Tomava
não. Toma. Porque ele continua lá, atrás do balcão da sua
estalagem. E esse causo aconteceu agora no feriadão. Íamos eu e uma
peregrina bichareda de boa, num trecho do Caminho da Fé (Não, eu
não sou devoto da Madona Aparecida não, aquela lá do Vale do
Paraíba, ícone midiático dos católicos brasileiros. Sou devoto,
sim, da Mãe Aparecida, aquela que me pariu. Faço o tal caminho
porque gosto do povo e da paisagem). Ao chegarmos na pousada em Tocos
do Moji (MG), uma moça sem jeito atendia dois policiais. Eles faziam
perguntas que deixavam a mulher embaraçada; nada de mais, é porque
ela era sem jeito mesmo. Queriam afixar um cartaz num local visível
do estabelecimento. Acabei entrando na conversa quando o policial
mostrou o tal, segurando-o entre o polegar e o indicador. Curioso,
queria vê-lo antes que fosse fixado. Continha várias fotografias
tipo 3x4 de perigosos terroristas a explodir caixas eletrônicos
pelas cidadezinhas do interior, terrivelmente procurados pela
polícia. Informei ao policial que a última vez que havia visto um
cartaz semelhante fora na década de 70 do século passado…
Desculpa
aí, gente, “estalajadeiro”, s.m., dono de estalagem que, por sua
vez, é pousada, hospedaria. E “semancol” é um remédio. Só que
é um remédio difícil de achar, não é vendido nas farmácias nem
fabricado por qualquer laboratório.
Pra
falar a verdade, nunca vi esse remédio pra vender em lugar nenhum.
Mas sei que ele existe, porque muita gente toma. Também nunca vi
ninguém tomando semancol, mas vi muita gente manifestando os
sintomas de que o haviam tomado. Deduzo que é um remédio difícil
de ser encontrado, pela quantidade de gente que não toma semancol.
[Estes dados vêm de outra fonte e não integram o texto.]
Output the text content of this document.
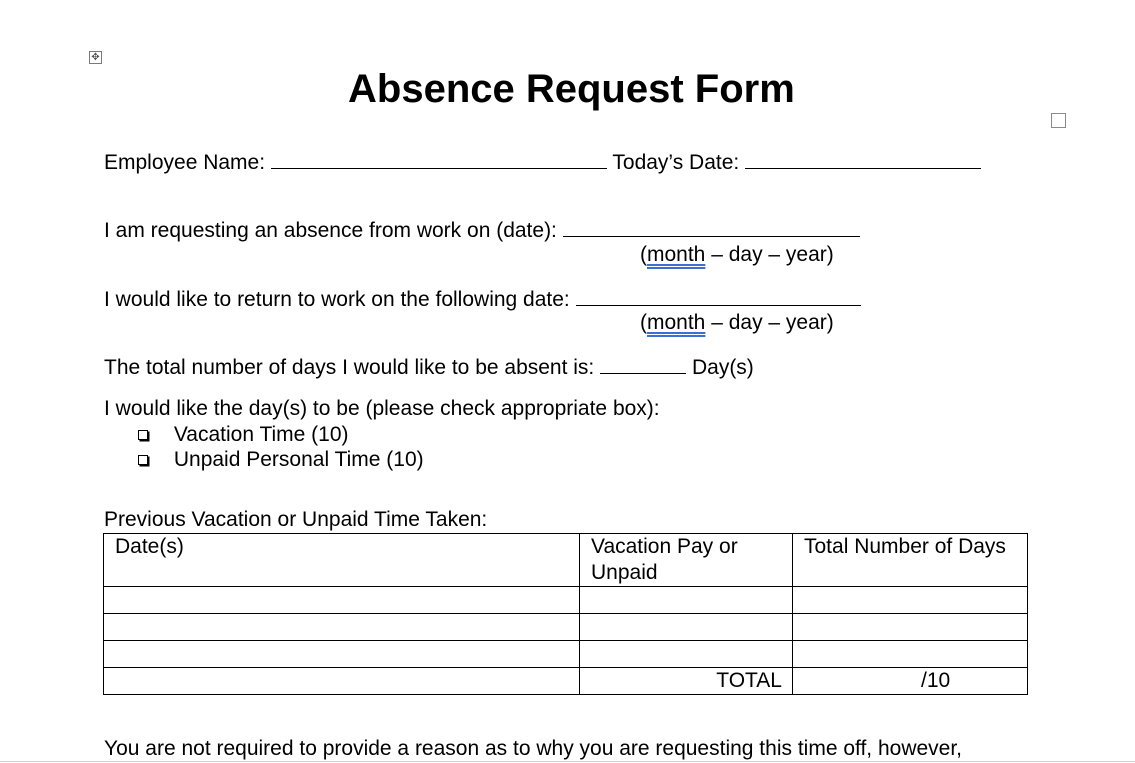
✥
Absence Request Form
Employee Name:	Today’s Date:
I am requesting an absence from work on (date):
(month – day – year)
I would like to return to work on the following date:
(month – day – year)
The total number of days I would like to be absent is:	Day(s)
I would like the day(s) to be (please check appropriate box):
Vacation Time (10)
Unpaid Personal Time (10)
Previous Vacation or Unpaid Time Taken:
Date(s)	Vacation Pay or Unpaid	Total Number of Days

	TOTAL	/10
You are not required to provide a reason as to why you are requesting this time off, however,
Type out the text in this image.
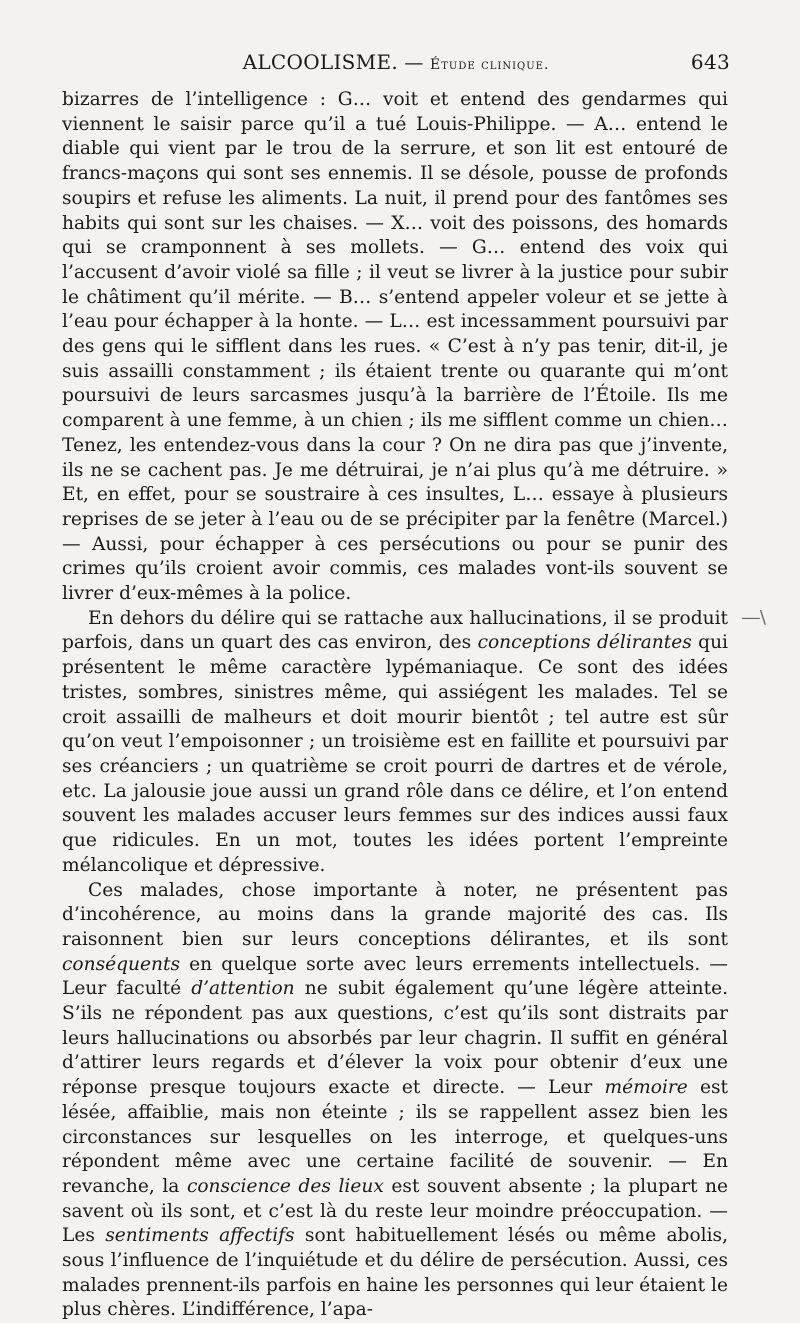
ALCOOLISME. — Étude clinique.	643

bizarres de l’intelligence : G… voit et entend des gendarmes qui viennent le saisir parce qu’il a tué Louis-Philippe. — A… entend le diable qui vient par le trou de la serrure, et son lit est entouré de francs-maçons qui sont ses ennemis. Il se désole, pousse de profonds soupirs et refuse les aliments. La nuit, il prend pour des fantômes ses habits qui sont sur les chaises. — X… voit des poissons, des homards qui se cramponnent à ses mollets. — G… entend des voix qui l’accusent d’avoir violé sa fille ; il veut se livrer à la justice pour subir le châtiment qu’il mérite. — B… s’entend appeler voleur et se jette à l’eau pour échapper à la honte. — L… est incessamment poursuivi par des gens qui le sifflent dans les rues. « C’est à n’y pas tenir, dit-il, je suis assailli constamment ; ils étaient trente ou quarante qui m’ont poursuivi de leurs sarcasmes jusqu’à la barrière de l’Étoile. Ils me comparent à une femme, à un chien ; ils me sifflent comme un chien… Tenez, les entendez-vous dans la cour ? On ne dira pas que j’invente, ils ne se cachent pas. Je me détruirai, je n’ai plus qu’à me détruire. » Et, en effet, pour se soustraire à ces insultes, L… essaye à plusieurs reprises de se jeter à l’eau ou de se précipiter par la fenêtre (Marcel.) — Aussi, pour échapper à ces persécutions ou pour se punir des crimes qu’ils croient avoir commis, ces malades vont-ils souvent se livrer d’eux-mêmes à la police.

En dehors du délire qui se rattache aux hallucinations, il se produit parfois, dans un quart des cas environ, des conceptions délirantes qui présentent le même caractère lypémaniaque. Ce sont des idées tristes, sombres, sinistres même, qui assiégent les malades. Tel se croit assailli de malheurs et doit mourir bientôt ; tel autre est sûr qu’on veut l’empoisonner ; un troisième est en faillite et poursuivi par ses créanciers ; un quatrième se croit pourri de dartres et de vérole, etc. La jalousie joue aussi un grand rôle dans ce délire, et l’on entend souvent les malades accuser leurs femmes sur des indices aussi faux que ridicules. En un mot, toutes les idées portent l’empreinte mélancolique et dépressive.

Ces malades, chose importante à noter, ne présentent pas d’incohérence, au moins dans la grande majorité des cas. Ils raisonnent bien sur leurs conceptions délirantes, et ils sont conséquents en quelque sorte avec leurs errements intellectuels. — Leur faculté d’attention ne subit également qu’une légère atteinte. S’ils ne répondent pas aux questions, c’est qu’ils sont distraits par leurs hallucinations ou absorbés par leur chagrin. Il suffit en général d’attirer leurs regards et d’élever la voix pour obtenir d’eux une réponse presque toujours exacte et directe. — Leur mémoire est lésée, affaiblie, mais non éteinte ; ils se rappellent assez bien les circonstances sur lesquelles on les interroge, et quelques-uns répondent même avec une certaine facilité de souvenir. — En revanche, la conscience des lieux est souvent absente ; la plupart ne savent où ils sont, et c’est là du reste leur moindre préoccupation. — Les sentiments affectifs sont habituellement lésés ou même abolis, sous l’influence de l’inquiétude et du délire de persécution. Aussi, ces malades prennent-ils parfois en haine les personnes qui leur étaient le plus chères. L’indifférence, l’apa-

―\
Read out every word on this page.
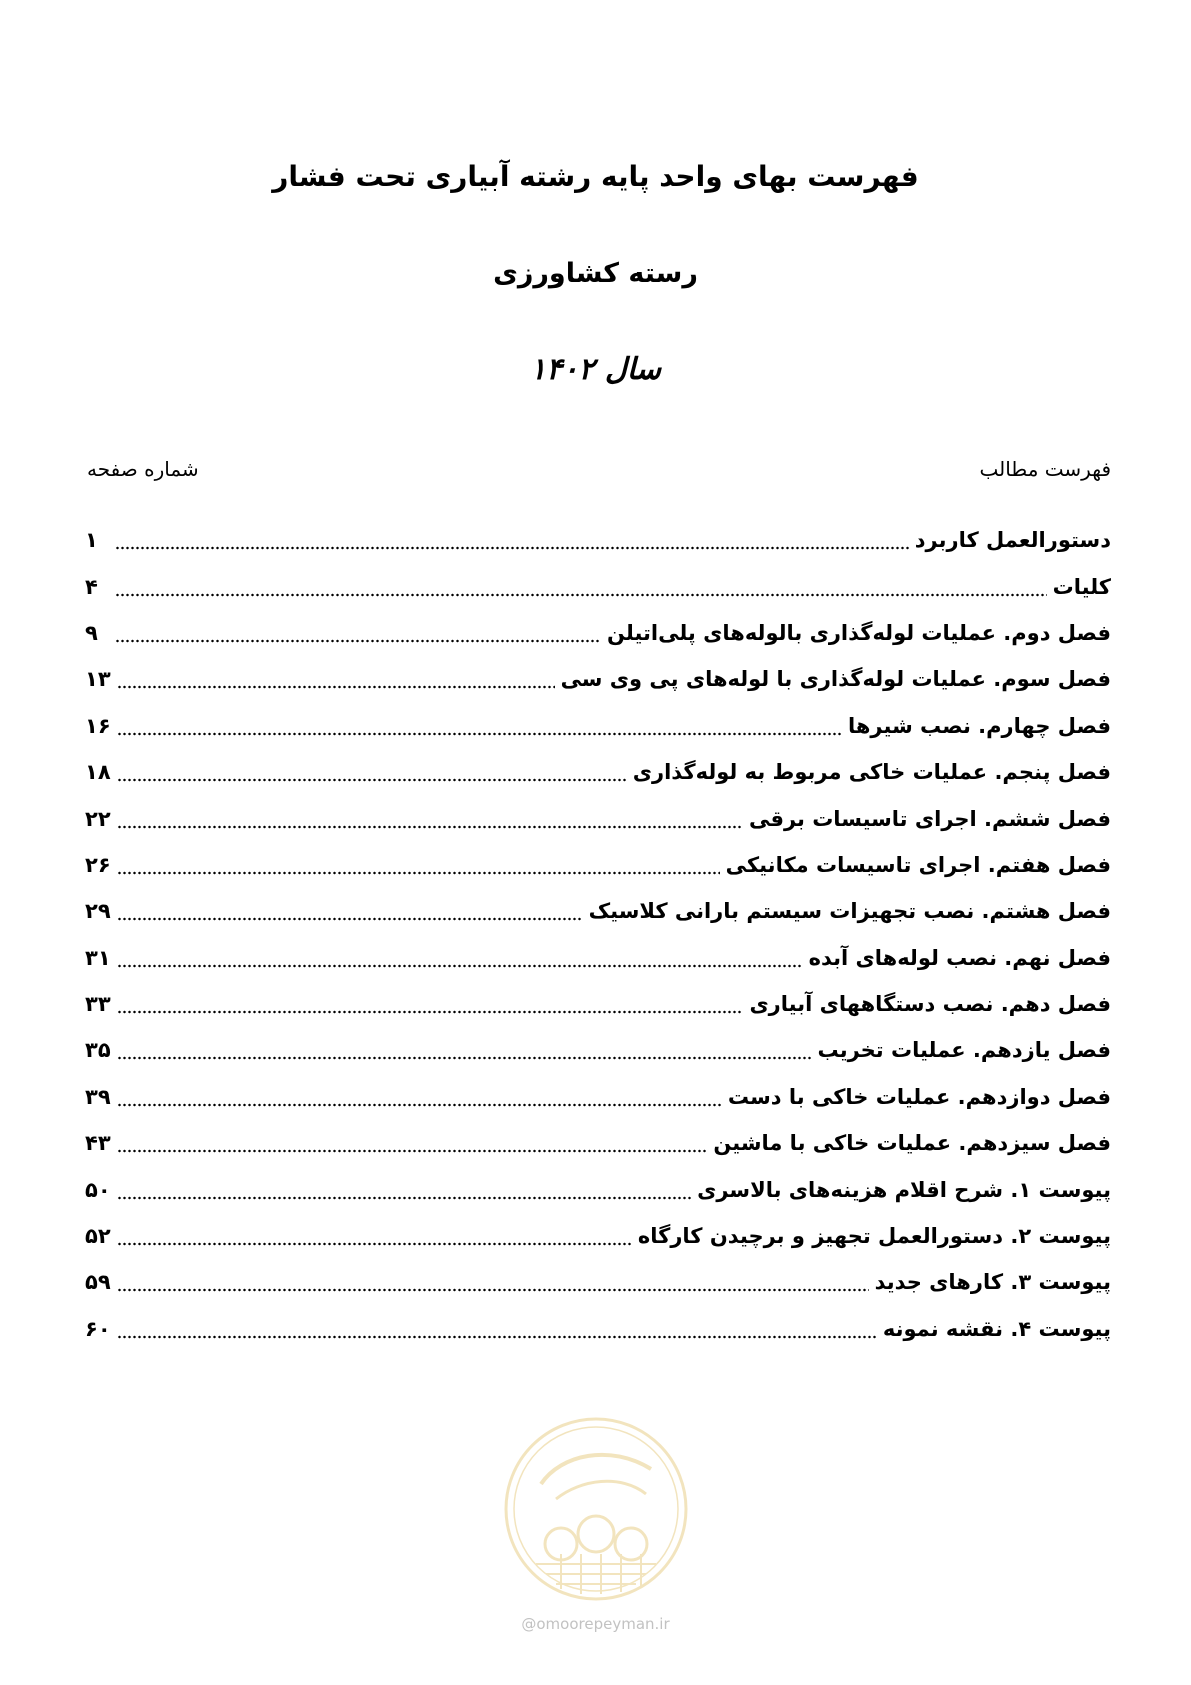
فهرست بهای واحد پایه رشته آبیاری تحت فشار
رسته کشاورزی
سال ۱۴۰۲
فهرست مطالب
شماره صفحه
دستورالعمل کاربرد
۱
کلیات
۴
فصل دوم. عملیات لوله‌گذاری بالوله‌های پلی‌اتیلن
۹
فصل سوم. عملیات لوله‌گذاری با لوله‌های پی وی سی
۱۳
فصل چهارم. نصب شیرها
۱۶
فصل پنجم. عملیات خاکی مربوط به لوله‌گذاری
۱۸
فصل ششم. اجرای تاسیسات برقی
۲۲
فصل هفتم. اجرای تاسیسات مکانیکی
۲۶
فصل هشتم. نصب تجهیزات سیستم بارانی کلاسیک
۲۹
فصل نهم. نصب لوله‌های آبده
۳۱
فصل دهم. نصب دستگاههای آبیاری
۳۳
فصل یازدهم. عملیات تخریب
۳۵
فصل دوازدهم. عملیات خاکی با دست
۳۹
فصل سیزدهم. عملیات خاکی با ماشین
۴۳
پیوست ۱. شرح اقلام هزینه‌های بالاسری
۵۰
پیوست ۲. دستورالعمل تجهیز و برچیدن کارگاه
۵۲
پیوست ۳. کارهای جدید
۵۹
پیوست ۴. نقشه نمونه
۶۰
@omoorepeyman.ir
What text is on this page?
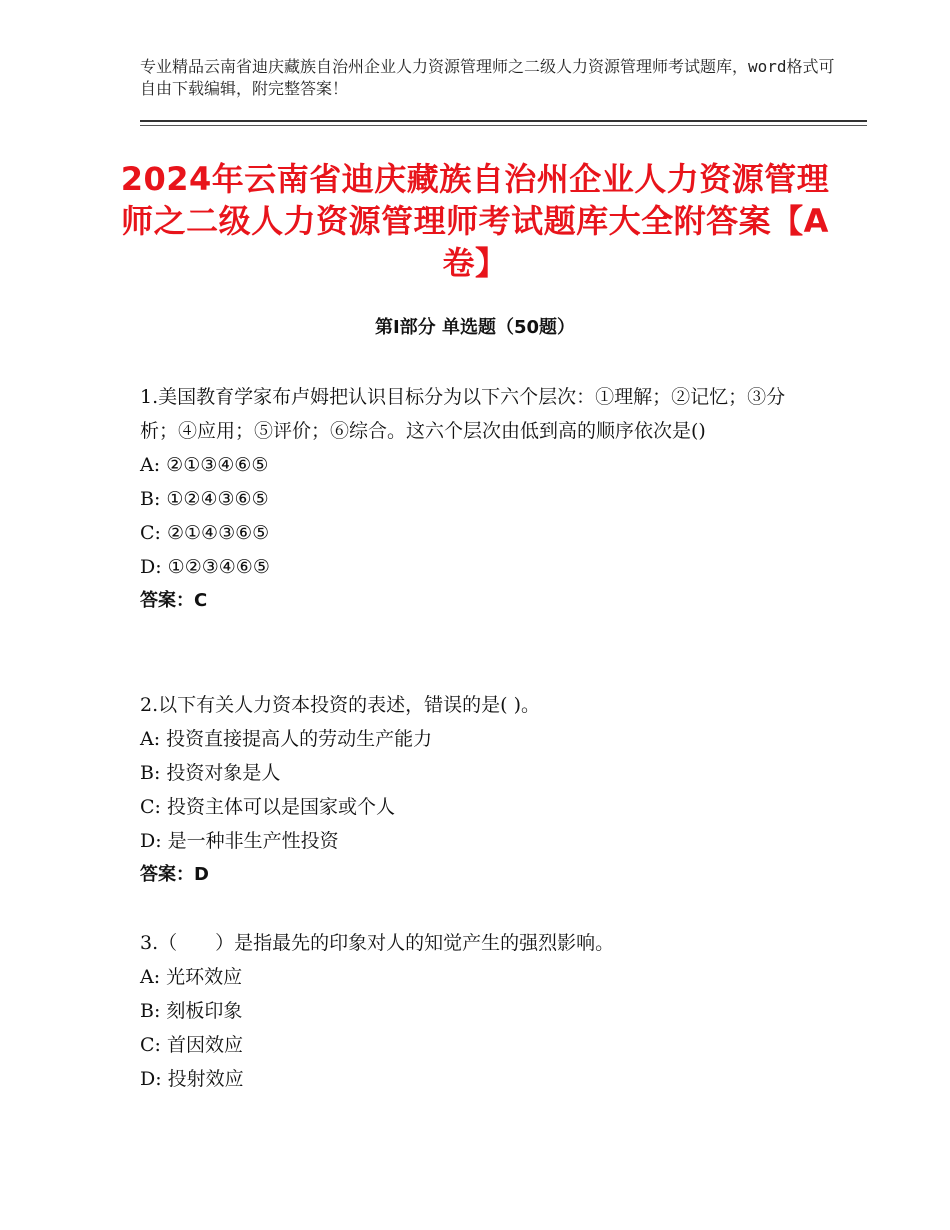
专业精品云南省迪庆藏族自治州企业人力资源管理师之二级人力资源管理师考试题库，word格式可自由下载编辑，附完整答案！
2024年云南省迪庆藏族自治州企业人力资源管理师之二级人力资源管理师考试题库大全附答案【A卷】
第Ⅰ部分 单选题（50题）

1.美国教育学家布卢姆把认识目标分为以下六个层次：①理解；②记忆；③分析；④应用；⑤评价；⑥综合。这六个层次由低到高的顺序依次是()

A: ②①③④⑥⑤

B: ①②④③⑥⑤

C: ②①④③⑥⑤

D: ①②③④⑥⑤

答案：C

2.以下有关人力资本投资的表述，错误的是( )。

A: 投资直接提高人的劳动生产能力

B: 投资对象是人

C: 投资主体可以是国家或个人

D: 是一种非生产性投资

答案：D

3.（　　）是指最先的印象对人的知觉产生的强烈影响。

A: 光环效应

B: 刻板印象

C: 首因效应

D: 投射效应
Por exemplo, cafetão com ciúmes; preto que vira branco após
enricar; mulher que vira homem após ascender à chefia; dono de
quitanda chamando o Abílio Diniz de colega; adoradores do pato;
pobres de direita… (mas propaganda do semancol existe; encontrei no
google: é remédio para gente sem noção).
Enfim,
subimos para o quarto, deixando o tal cartaz a balançar entre os
dedos do policial, doido pra ser fixado e olhado. Ao final do dia,
descemos pra jantar. Enquanto aguardávamos, chegou o estalajadeiro.
Havia ido ao banco. Notou algo estranho no visual da sua pousada, um
átimo antes de ver o cartaz propriamente dito. Viu, chegou mais
perto, cheirou. E perguntou pra moça sem jeito, que era sua esposa e
servia nosso jantar, que diabo era aquilo. Eu, muito inconveniente,
já ia respondendo pela mulher, não com uma explicação, mas com
uma sugestão. Ia sugerir que ele arrancasse e rasgasse aquela
porcaria, mas ele fez isso muito rápido, sem dar tempo para que eu
ou a mulher pronunciássemos qualquer palavra.
E
eu, muito esperto, e achando que aquele povo todo era abestado,
pensando que jamais iriam sequer aventar a hipótese de pensar num
segundo significado para aquele instrumento policial, aquela peça de
propaganda dos homens do crime, e eis que o dono da estalagem me
surpreende com uma clarividência instantânea e um pragmatismo
absoluto(e coragem). Não, no átrio da sua hospedaria não iriam
semear o pânico, como fazem na TV. Aquilo era coisa de quem não
tinha o que fazer, querendo justificar a própria existência e tirar
o sossego da pacata cidadezinha. Admirei-me do semancol tomado, da
exata noção que o homem tinha do seu mundo e do seu negócio; e de
quem podia sabotá-lo. Pense num mundo em que se espalha que quase
ninguém peca. Então, quase ninguém vai pecar mesmo. E vai
inviabilizar a existência dos partidários da bala. E da bíblia.